I believe Sobrii is primarily intended to be used in cocktails and highballs, but I wanted to see what it tastes like neat. The answer is: disappointing. It tastes reasonably similar to gin, with a lot of botanicals and a little pepperiness that hit you right away. Unfortunately, the lack of alcohol means it doesn’t quite land. Removing the booze really alters the flavour profile when you’re drinking it straight up.

I’m happy to report that it’s much better in a gin and tonic. It’s still not quite the same as gin with alcohol, but I think replacing that warming sensation of alcohol is hard to do (Ginish, mentioned earlier, apparently does it by adding capsaicin, the chemical that gives chili peppers their heat).

Overall, Sobrii makes a passable gin and tonic.

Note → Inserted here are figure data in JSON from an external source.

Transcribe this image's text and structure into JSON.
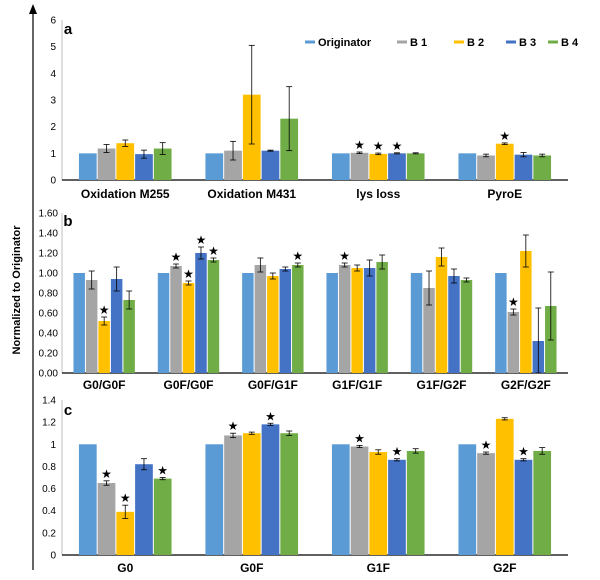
{
  "chart_data": {
    "type": "bar",
    "ylabel": "Normalized to Originator",
    "series_names": [
      "Originator",
      "B 1",
      "B 2",
      "B 3",
      "B 4"
    ],
    "colors": [
      "#5B9BD5",
      "#A5A5A5",
      "#FFC000",
      "#4472C4",
      "#70AD47"
    ],
    "panels": [
      {
        "letter": "a",
        "type": "bar",
        "ylim": [
          0,
          6
        ],
        "yticks": [
          "0",
          "1",
          "2",
          "3",
          "4",
          "5",
          "6"
        ],
        "categories": [
          "Oxidation M255",
          "Oxidation M431",
          "lys loss",
          "PyroE"
        ],
        "series": [
          {
            "name": "Originator",
            "values": [
              1.0,
              1.0,
              1.0,
              1.0
            ],
            "errors": [
              0,
              0,
              0,
              0
            ]
          },
          {
            "name": "B 1",
            "values": [
              1.18,
              1.1,
              1.02,
              0.92
            ],
            "errors": [
              0.15,
              0.35,
              0.03,
              0.05
            ]
          },
          {
            "name": "B 2",
            "values": [
              1.38,
              3.2,
              0.98,
              1.36
            ],
            "errors": [
              0.12,
              1.85,
              0.03,
              0.03
            ]
          },
          {
            "name": "B 3",
            "values": [
              0.97,
              1.1,
              1.0,
              0.95
            ],
            "errors": [
              0.15,
              0.02,
              0.02,
              0.08
            ]
          },
          {
            "name": "B 4",
            "values": [
              1.18,
              2.3,
              1.0,
              0.92
            ],
            "errors": [
              0.22,
              1.2,
              0.02,
              0.05
            ]
          }
        ],
        "stars": [
          [],
          [],
          [
            1,
            2,
            3
          ],
          [
            2
          ]
        ]
      },
      {
        "letter": "b",
        "type": "bar",
        "ylim": [
          0,
          1.6
        ],
        "yticks": [
          "0.00",
          "0.20",
          "0.40",
          "0.60",
          "0.80",
          "1.00",
          "1.20",
          "1.40",
          "1.60"
        ],
        "categories": [
          "G0/G0F",
          "G0F/G0F",
          "G0F/G1F",
          "G1F/G1F",
          "G1F/G2F",
          "G2F/G2F"
        ],
        "series": [
          {
            "name": "Originator",
            "values": [
              1.0,
              1.0,
              1.0,
              1.0,
              1.0,
              1.0
            ],
            "errors": [
              0,
              0,
              0,
              0,
              0,
              0
            ]
          },
          {
            "name": "B 1",
            "values": [
              0.93,
              1.07,
              1.08,
              1.08,
              0.85,
              0.61
            ],
            "errors": [
              0.09,
              0.02,
              0.07,
              0.02,
              0.17,
              0.03
            ]
          },
          {
            "name": "B 2",
            "values": [
              0.52,
              0.9,
              0.97,
              1.05,
              1.16,
              1.22
            ],
            "errors": [
              0.04,
              0.02,
              0.03,
              0.03,
              0.09,
              0.16
            ]
          },
          {
            "name": "B 3",
            "values": [
              0.94,
              1.2,
              1.04,
              1.05,
              0.97,
              0.32
            ],
            "errors": [
              0.12,
              0.06,
              0.02,
              0.08,
              0.07,
              0.33
            ]
          },
          {
            "name": "B 4",
            "values": [
              0.73,
              1.13,
              1.08,
              1.11,
              0.93,
              0.67
            ],
            "errors": [
              0.09,
              0.02,
              0.02,
              0.07,
              0.02,
              0.34
            ]
          }
        ],
        "stars": [
          [
            2
          ],
          [
            1,
            2,
            3,
            4
          ],
          [
            4
          ],
          [
            1
          ],
          [],
          [
            1
          ]
        ]
      },
      {
        "letter": "c",
        "type": "bar",
        "ylim": [
          0,
          1.4
        ],
        "yticks": [
          "0",
          "0.2",
          "0.4",
          "0.6",
          "0.8",
          "1",
          "1.2",
          "1.4"
        ],
        "categories": [
          "G0",
          "G0F",
          "G1F",
          "G2F"
        ],
        "series": [
          {
            "name": "Originator",
            "values": [
              1.0,
              1.0,
              1.0,
              1.0
            ],
            "errors": [
              0,
              0,
              0,
              0
            ]
          },
          {
            "name": "B 1",
            "values": [
              0.65,
              1.08,
              0.98,
              0.92
            ],
            "errors": [
              0.02,
              0.02,
              0.01,
              0.01
            ]
          },
          {
            "name": "B 2",
            "values": [
              0.39,
              1.1,
              0.93,
              1.23
            ],
            "errors": [
              0.06,
              0.01,
              0.02,
              0.01
            ]
          },
          {
            "name": "B 3",
            "values": [
              0.82,
              1.18,
              0.86,
              0.86
            ],
            "errors": [
              0.05,
              0.01,
              0.01,
              0.01
            ]
          },
          {
            "name": "B 4",
            "values": [
              0.69,
              1.1,
              0.94,
              0.94
            ],
            "errors": [
              0.01,
              0.02,
              0.02,
              0.03
            ]
          }
        ],
        "stars": [
          [
            1,
            2,
            4
          ],
          [
            1,
            3
          ],
          [
            1,
            3
          ],
          [
            1,
            3
          ]
        ]
      }
    ],
    "star_symbol": "★"
  }
}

I’m currently mixing it with a pretty cheap, store-brand diet tonic water. I’ll try it again later with something a bit nicer, like Fever Tree Indian Tonic Water, and see if that makes a difference. I imagine quality tonic makes a bigger difference when alcohol is taken out of the equation. I’ll update this post after I’ve tried Sobrii with a better quality tonic water.

I bought a 750 mL bottle, rather than the smaller size that was also available, so it’ll likely last me several months. By that time, who knows what other options might be available. The market for alcohol-free spirits is new but seems to be growing rapidly. Only time will tell if Sobrii becomes a stable in my liquor cabinet.

Update (Jan. 31, 2020): I still haven’t tried mixing Sobrii with a higher quality tonic, but I made a highball with this last night, that was quite good. The recipe follows:

  • 2 oz. (60 mL) Sobrii 0-Gin
  • 4 oz. (120 mL) ginger beer (I used Zevia Ginger Beer Mixer)
  • Squeeze of lime juice (fresh and garnished with a lime wedge would be best, but I used ReaLime since it’s what I had on hand)

Note: An earlier version of this post identified Partake Brewing as being based in Toronto. In fact, the brewery is located in Calgary but the company originated in Toronto and has offices in both cities.